WiFi networking pros were sorting through all the information about KRACK, posting comments on Twitter and online forums. Joshua Williams, senior solutions strategist and sales manager at United Systems, tweeted early Monday, "Headed to the office at 3:45 AM to get in front of this lovely KRACK festival. God speed, my friends."
Security researchers publicly disclosed the WPA2 vulnerabilities early Monday, after notifying vendors in July. Attackers in the range of a vulnerable WiFi client and access point can exploit the encryption flaws to read, steal or manipulate data. Researchers called their discovery KRACK for key reinstallation attacks.
With most all modern WiFi equipment affected, dozens of vendors released a flurry of advisories and updates.
"The WPA2 protocol is ubiquitous in wireless networking," US-CERT said in an advisory on the WPA-2 flaw. "The vulnerabilities described here are in the standard itself as opposed to individual implementations thereof; as such, any correct implementation is likely affected. Users are encouraged to install updates to affected products and hosts as they are available."

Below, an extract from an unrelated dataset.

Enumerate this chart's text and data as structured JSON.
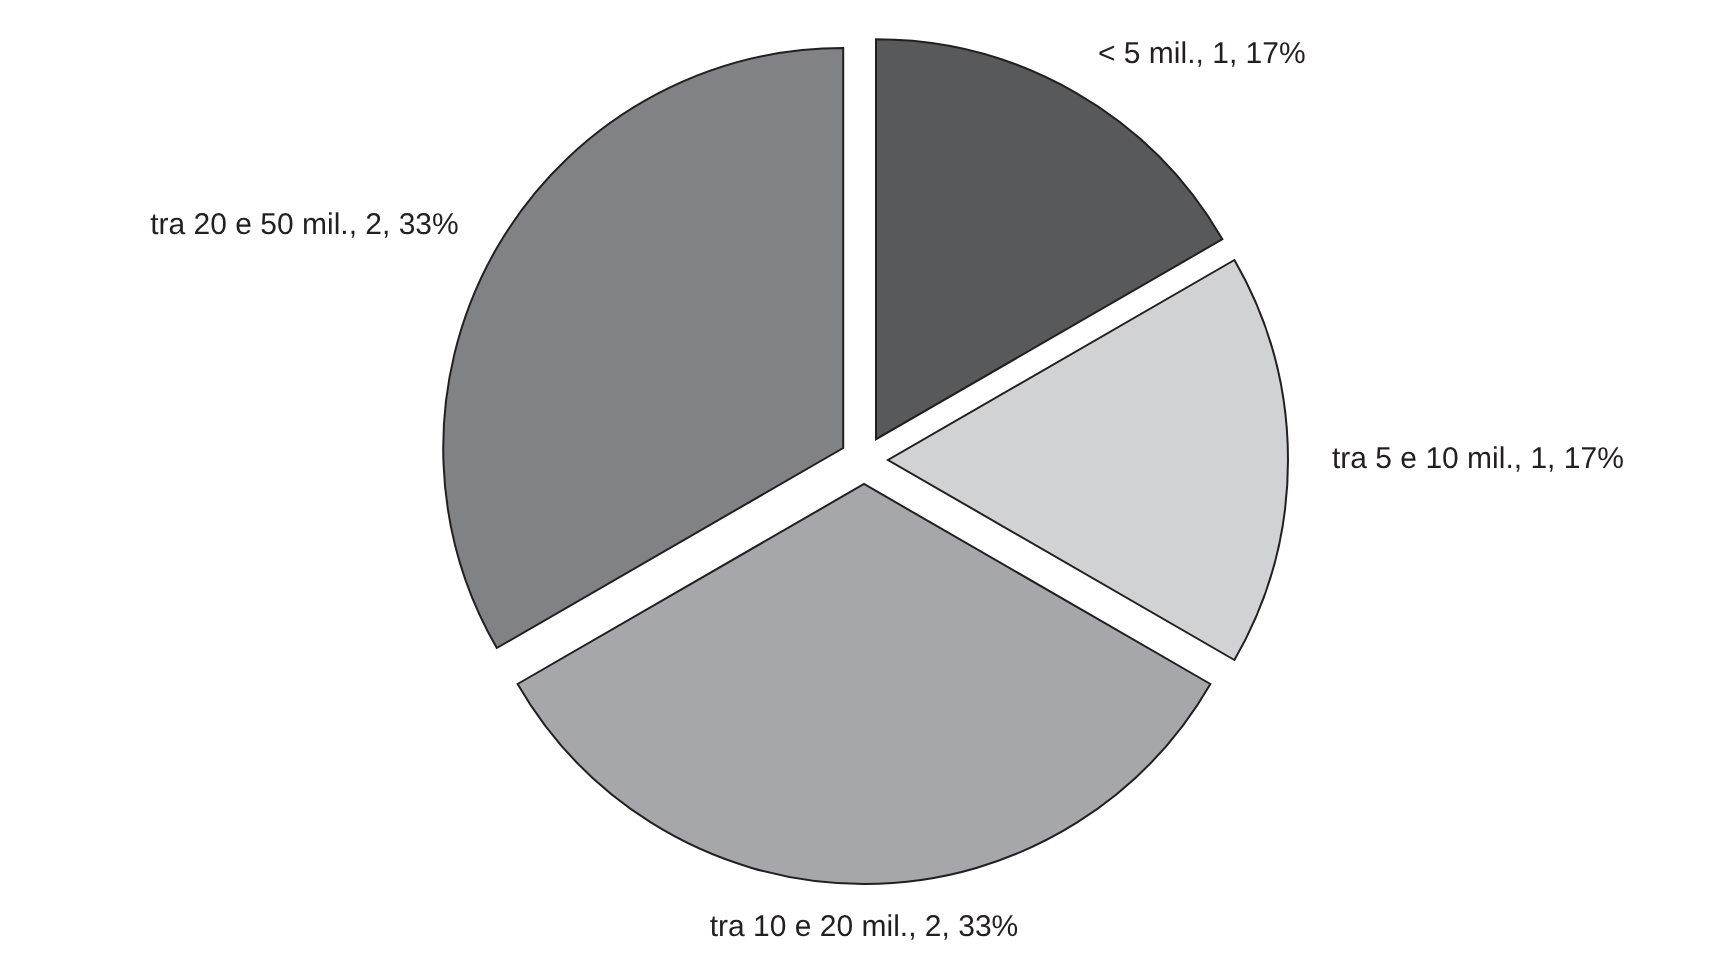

In a phone interview, Williams said there was chatter and rumors in the infosec community Sunday leading up to KRACK disclosure. Early Monday, he gave up on sleeping and decided to head to work.

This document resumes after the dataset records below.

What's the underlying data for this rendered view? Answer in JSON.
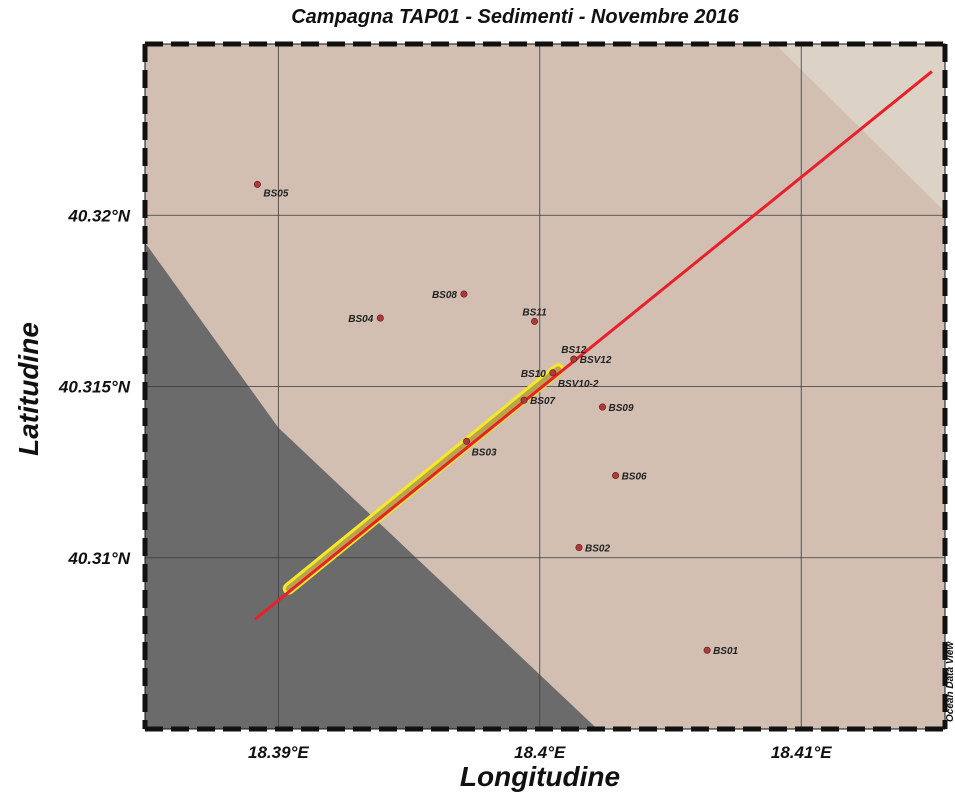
{
  "title": "Campagna TAP01  - Sedimenti -  Novembre 2016",
  "axes": {
    "x_label": "Longitudine",
    "y_label": "Latitudine",
    "x_ticks": [
      {
        "value": 18.39,
        "label": "18.39°E"
      },
      {
        "value": 18.4,
        "label": "18.4°E"
      },
      {
        "value": 18.41,
        "label": "18.41°E"
      }
    ],
    "y_ticks": [
      {
        "value": 40.32,
        "label": "40.32°N"
      },
      {
        "value": 40.315,
        "label": "40.315°N"
      },
      {
        "value": 40.31,
        "label": "40.31°N"
      }
    ],
    "x_range": [
      18.3849,
      18.4155
    ],
    "y_range": [
      40.305,
      40.325
    ]
  },
  "credit": "Ocean Data View",
  "colors": {
    "sea": "#d2bfb2",
    "sea_light": "#ddd2c6",
    "land": "#6b6b6b",
    "pipeline": "#e8202a",
    "corridor": "#f4e829",
    "station": "#b03a3a",
    "grid": "#3a3a3a"
  },
  "stations": [
    {
      "name": "BS05",
      "lon": 18.3892,
      "lat": 40.3209,
      "label_pos": "right"
    },
    {
      "name": "BS08",
      "lon": 18.3971,
      "lat": 40.3177,
      "label_pos": "left"
    },
    {
      "name": "BS04",
      "lon": 18.3939,
      "lat": 40.317,
      "label_pos": "left"
    },
    {
      "name": "BS11",
      "lon": 18.3998,
      "lat": 40.3169,
      "label_pos": "above"
    },
    {
      "name": "BS12",
      "lon": 18.4013,
      "lat": 40.3158,
      "label_pos": "above"
    },
    {
      "name": "BSV12",
      "lon": 18.4013,
      "lat": 40.3158,
      "label_pos": "right"
    },
    {
      "name": "BS10",
      "lon": 18.4005,
      "lat": 40.3154,
      "label_pos": "left"
    },
    {
      "name": "BSV10-2",
      "lon": 18.4005,
      "lat": 40.3154,
      "label_pos": "below-right"
    },
    {
      "name": "BS07",
      "lon": 18.3994,
      "lat": 40.3146,
      "label_pos": "right"
    },
    {
      "name": "BS09",
      "lon": 18.4024,
      "lat": 40.3144,
      "label_pos": "right"
    },
    {
      "name": "BS03",
      "lon": 18.3972,
      "lat": 40.3134,
      "label_pos": "below-right"
    },
    {
      "name": "BS06",
      "lon": 18.4029,
      "lat": 40.3124,
      "label_pos": "right"
    },
    {
      "name": "BS02",
      "lon": 18.4015,
      "lat": 40.3103,
      "label_pos": "right"
    },
    {
      "name": "BS01",
      "lon": 18.4064,
      "lat": 40.3073,
      "label_pos": "right"
    }
  ],
  "pipeline": {
    "start": {
      "lon": 18.3891,
      "lat": 40.3082
    },
    "end": {
      "lon": 18.415,
      "lat": 40.3242
    }
  },
  "corridor": {
    "start": {
      "lon": 18.3904,
      "lat": 40.3091
    },
    "end": {
      "lon": 18.4007,
      "lat": 40.3155
    }
  },
  "land_polygon": [
    {
      "lon": 18.3849,
      "lat": 40.3192
    },
    {
      "lon": 18.39,
      "lat": 40.3138
    },
    {
      "lon": 18.4022,
      "lat": 40.305
    },
    {
      "lon": 18.3849,
      "lat": 40.305
    }
  ],
  "light_sea_polygon": [
    {
      "lon": 18.409,
      "lat": 40.325
    },
    {
      "lon": 18.4155,
      "lat": 40.325
    },
    {
      "lon": 18.4155,
      "lat": 40.3201
    }
  ]
}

"We're a systems integrator and managed services provider with dozens and dozens of WiFi customers and they're running different systems with all kinds of different clients," he told me. "The challenge at this point is getting an idea of what the scope of the problem is for those customers."
He spent the morning gathering information and talking to customers. "Next steps will be doing things on the infrastructure side to plug up holes where we can, and then patching the client side," he said.
Lee Badman, CWNE #200 and wireless network architect for a large private university, told me in an email that KRACK is "worthy of attention, but not panic in the enterprise."
He and Williams both noted that exploiting the flaw is complex. A successful exploit requires a "fairly difficult AP-by-AP attack, requiring the attacker to physically be in WLAN range," Badman said.
Some enterprise WLAN vendors have already patched the vulnerabilities while others are working on it. The trickier part, experts said, will be patching WiFi clients, especially in the fragmented Android ecosystem.
"I have no doubt our wireless vendors will provide a patch promptly. Our biggest challenge will be patching end user devices, especially for environments where BYOD is substantial," Rowell Dionicio, who designs and deploys WiFi networks for higher education, told me via email. "This drives the importance of patching on a regular basis. It is our duty to maintain secure systems and to educate others on becoming more secure."
KRACK isn't a sky-is-falling type of scenario, but it's "something we really need to pay attention to," Williams said.
From an IT management perspective, it poses a bit of a dilemma, he added. "Do you risk inciting panic by drawing the wrong amount of attention, or do you try to downplay it? Then you've created a lack of urgency and people take too long to patch devices. This isn't something you want to let go."
Andrew von Nagy, a senior WiFi architect, posted a helpful list of links with information about KRACK including vendor updates, on his Revolution Wi-Fi blog.